The middle section of the show contains the strongest material, beginning with the "Enigma Variations", in which a woman visits her doctor to discuss the feeling she has of being accompanied in her everyday life. On stage alongside her, her doppelgänger is undertaking the same interview in silence, the actors mimicking each other's movements.
The scene is executed with precision and synchronicity: the patients lean forward in perfect unison, and the doctors remove a speck of fluff from their jumper with the same dismissive flick. The farcical dialogue that zips between the patient and her doctor, the appropriately named Bill Williams, abounds with puns, palindromes and punchlines. "Will you send me the bill, Will?" the patient asks.
"I will," the doctor replies.
It could have come across as terribly self-satisfied, but it's infused with such vim and linguistic playfulness by the doubles that one is left smiling at the inventiveness of the dialogue and its implications. The scene is also a pithy exemplar of many of the lineaments of postmodern art: in no particular order, we are treated to doubling, repetition and rupture as the dialogue of the scene's narrative begins and then is replayed in reverse. It is, as Jimmy Nail once remarked, like déjà vu all over again.

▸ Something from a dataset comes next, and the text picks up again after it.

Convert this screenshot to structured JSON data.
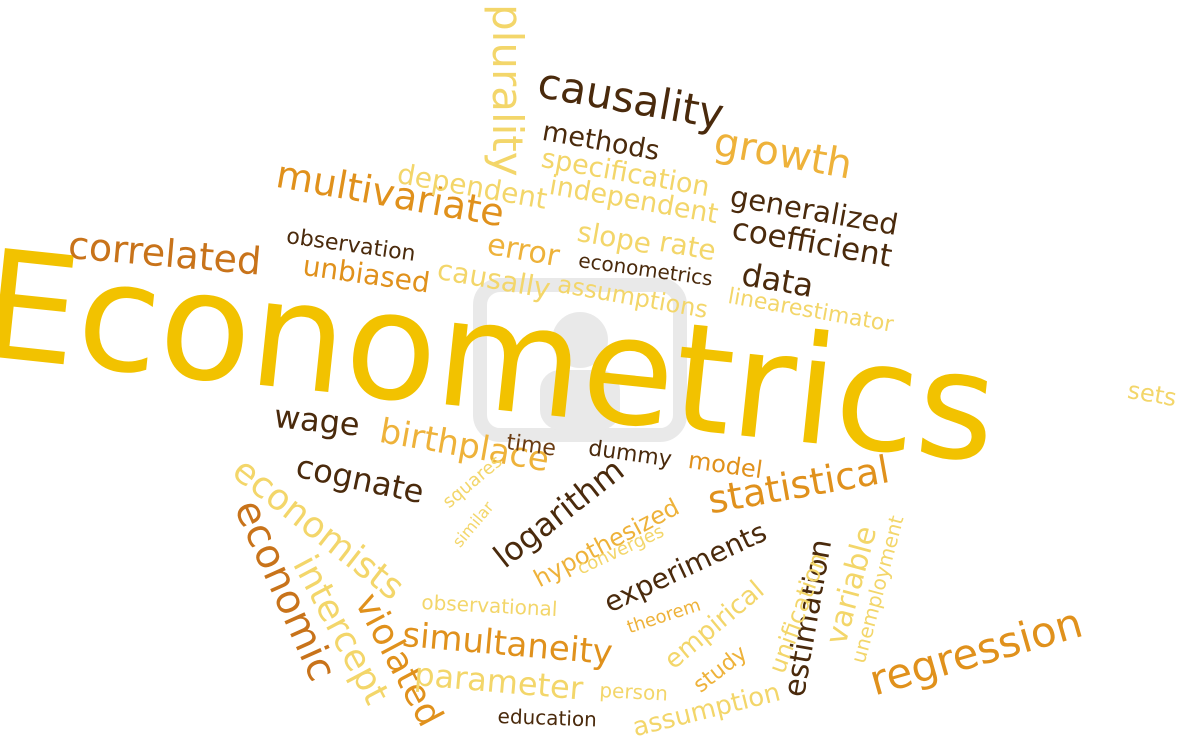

"Bolero", next, constitutes a change of pace, moving from the surreal to the mundane. It depicts a young couple in bed at night, with the girl struggling to sleep. She is sure she can hear noises of distress, through the wall, from the flat next door and pesters her boyfriend about them. He is dismissive of her concerns, pats the bed and tells her again and again to "come in tight", a characteristically ambiguous phrase that promises both comfort and constraint. It's a scene that captures the anxiety that pervades modern living. The American accents and the whoop of sirens below suggest a New York setting and an expression of the neurosis that hangs over the city. "I'm so afraid all the time," the girlfriend tells her boyfriend. "Why?"
Mere Mortals is refreshing theatre, intelligent without being pretentious, and easily skips register from the silly to the sombre. The performers are strong, particularly the sassy Kirsty Bushell, whose delivery and accents are spot-on.